Shares in SanDisk, which makes flash memory cards used in cameras and other gadgets, jumped 64 cents, or 4.4 percent, to $15.11 in afternoon trading.
In a note to investors, analyst Kevin Cassidy upgraded the stock to "overweight" from "market weight" and raised his price target to $20 from $15.
Cassidy said declines in SanDisk's manufacturing costs are accelerating as production returns to capacity levels. And deals to supply Toshiba Corp. and Samsung should help cut volatility in margins beginning in 2010.
Meanwhile, Cassidy said, demand for NAND flash memory should improve in the second of half of 2009 with the need for higher flash capacity supporting high-definition video, smartphones and solid-state drives.

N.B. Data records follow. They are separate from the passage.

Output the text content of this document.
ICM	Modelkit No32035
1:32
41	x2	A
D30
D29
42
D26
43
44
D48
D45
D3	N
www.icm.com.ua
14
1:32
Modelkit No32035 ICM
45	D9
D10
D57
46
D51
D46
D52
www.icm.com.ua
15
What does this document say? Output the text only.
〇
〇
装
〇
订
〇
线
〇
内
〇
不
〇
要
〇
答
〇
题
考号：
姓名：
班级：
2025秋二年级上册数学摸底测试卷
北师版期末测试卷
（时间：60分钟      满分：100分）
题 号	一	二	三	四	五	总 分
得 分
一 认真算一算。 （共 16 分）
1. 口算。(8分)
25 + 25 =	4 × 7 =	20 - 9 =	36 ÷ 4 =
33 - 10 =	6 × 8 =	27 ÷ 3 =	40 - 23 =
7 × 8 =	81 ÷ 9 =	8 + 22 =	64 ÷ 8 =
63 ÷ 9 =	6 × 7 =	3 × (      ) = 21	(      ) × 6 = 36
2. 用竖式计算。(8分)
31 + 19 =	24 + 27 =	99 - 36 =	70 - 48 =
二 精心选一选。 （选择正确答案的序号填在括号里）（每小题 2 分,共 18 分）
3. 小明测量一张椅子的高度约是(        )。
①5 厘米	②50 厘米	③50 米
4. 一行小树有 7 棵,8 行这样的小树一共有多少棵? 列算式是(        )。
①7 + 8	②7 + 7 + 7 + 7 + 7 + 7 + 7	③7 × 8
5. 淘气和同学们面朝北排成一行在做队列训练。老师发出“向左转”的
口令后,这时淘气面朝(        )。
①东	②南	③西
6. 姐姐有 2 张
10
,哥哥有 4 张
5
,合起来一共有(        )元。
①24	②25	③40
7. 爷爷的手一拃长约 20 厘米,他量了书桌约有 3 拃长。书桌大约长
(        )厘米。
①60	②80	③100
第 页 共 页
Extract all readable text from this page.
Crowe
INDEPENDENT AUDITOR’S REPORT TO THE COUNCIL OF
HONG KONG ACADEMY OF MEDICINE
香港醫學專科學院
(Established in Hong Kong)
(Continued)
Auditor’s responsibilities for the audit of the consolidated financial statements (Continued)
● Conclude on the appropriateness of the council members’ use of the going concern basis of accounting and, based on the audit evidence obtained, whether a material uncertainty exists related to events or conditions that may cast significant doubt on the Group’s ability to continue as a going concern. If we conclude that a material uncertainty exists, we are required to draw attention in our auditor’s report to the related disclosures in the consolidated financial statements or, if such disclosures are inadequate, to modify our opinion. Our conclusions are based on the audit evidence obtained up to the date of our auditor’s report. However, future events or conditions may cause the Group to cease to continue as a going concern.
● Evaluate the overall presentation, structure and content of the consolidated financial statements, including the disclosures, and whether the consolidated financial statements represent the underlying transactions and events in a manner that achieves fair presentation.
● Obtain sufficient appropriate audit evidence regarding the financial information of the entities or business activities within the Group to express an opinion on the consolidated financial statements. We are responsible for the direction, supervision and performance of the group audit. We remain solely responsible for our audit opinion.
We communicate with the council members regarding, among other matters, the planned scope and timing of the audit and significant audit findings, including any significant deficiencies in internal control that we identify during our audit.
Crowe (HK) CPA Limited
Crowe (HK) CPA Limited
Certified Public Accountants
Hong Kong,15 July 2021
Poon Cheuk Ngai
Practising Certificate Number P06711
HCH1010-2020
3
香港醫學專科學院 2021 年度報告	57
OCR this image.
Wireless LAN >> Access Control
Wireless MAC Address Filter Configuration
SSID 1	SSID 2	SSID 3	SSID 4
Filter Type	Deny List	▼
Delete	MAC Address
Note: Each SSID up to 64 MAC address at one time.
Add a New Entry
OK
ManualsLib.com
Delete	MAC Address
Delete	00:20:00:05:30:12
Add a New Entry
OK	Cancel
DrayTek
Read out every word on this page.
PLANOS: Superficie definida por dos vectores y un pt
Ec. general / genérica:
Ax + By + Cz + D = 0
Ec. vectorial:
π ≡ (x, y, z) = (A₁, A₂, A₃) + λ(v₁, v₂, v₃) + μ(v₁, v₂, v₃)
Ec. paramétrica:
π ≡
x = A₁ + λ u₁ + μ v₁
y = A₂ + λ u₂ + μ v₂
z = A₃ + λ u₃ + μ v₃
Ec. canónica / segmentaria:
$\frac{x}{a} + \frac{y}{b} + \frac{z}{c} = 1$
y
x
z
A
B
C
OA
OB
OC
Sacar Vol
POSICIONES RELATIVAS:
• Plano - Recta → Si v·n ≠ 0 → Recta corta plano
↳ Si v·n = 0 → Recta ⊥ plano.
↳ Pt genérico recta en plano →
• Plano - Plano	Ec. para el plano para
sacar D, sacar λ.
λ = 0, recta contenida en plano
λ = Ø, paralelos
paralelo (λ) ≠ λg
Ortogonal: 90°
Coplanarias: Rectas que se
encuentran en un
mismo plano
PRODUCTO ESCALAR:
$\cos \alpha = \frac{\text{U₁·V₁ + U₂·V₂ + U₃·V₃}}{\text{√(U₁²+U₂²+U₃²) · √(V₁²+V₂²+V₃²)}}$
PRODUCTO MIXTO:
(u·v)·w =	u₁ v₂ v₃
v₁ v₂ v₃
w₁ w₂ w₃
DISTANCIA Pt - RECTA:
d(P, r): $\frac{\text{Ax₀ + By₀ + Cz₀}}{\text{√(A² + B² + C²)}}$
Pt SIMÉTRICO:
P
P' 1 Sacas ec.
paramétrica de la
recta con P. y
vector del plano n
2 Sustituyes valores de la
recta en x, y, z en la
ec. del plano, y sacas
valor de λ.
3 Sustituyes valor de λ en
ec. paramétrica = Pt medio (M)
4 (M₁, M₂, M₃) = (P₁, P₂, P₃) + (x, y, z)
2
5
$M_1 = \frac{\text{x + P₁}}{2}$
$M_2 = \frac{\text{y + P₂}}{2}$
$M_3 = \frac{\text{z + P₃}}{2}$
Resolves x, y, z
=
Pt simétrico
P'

Memory chip makers faced sharp price declines beginning last year as a glut of supply collided with a deepening recession. SanDisk fell to a loss in the second quarter of 2008 and has remained in the red since.
Cassidy said he expects a rebound in demand to drive revenue up 22 percent at SanDisk next year to $3.5 billion. That's up from a previous estimate of $3.2 billion, which was in line with the average estimate from analysts, according to Thomson Reuters.
That in turn should lead to a profit next year on an adjusted basis, Cassidy said, a year earlier than he expected.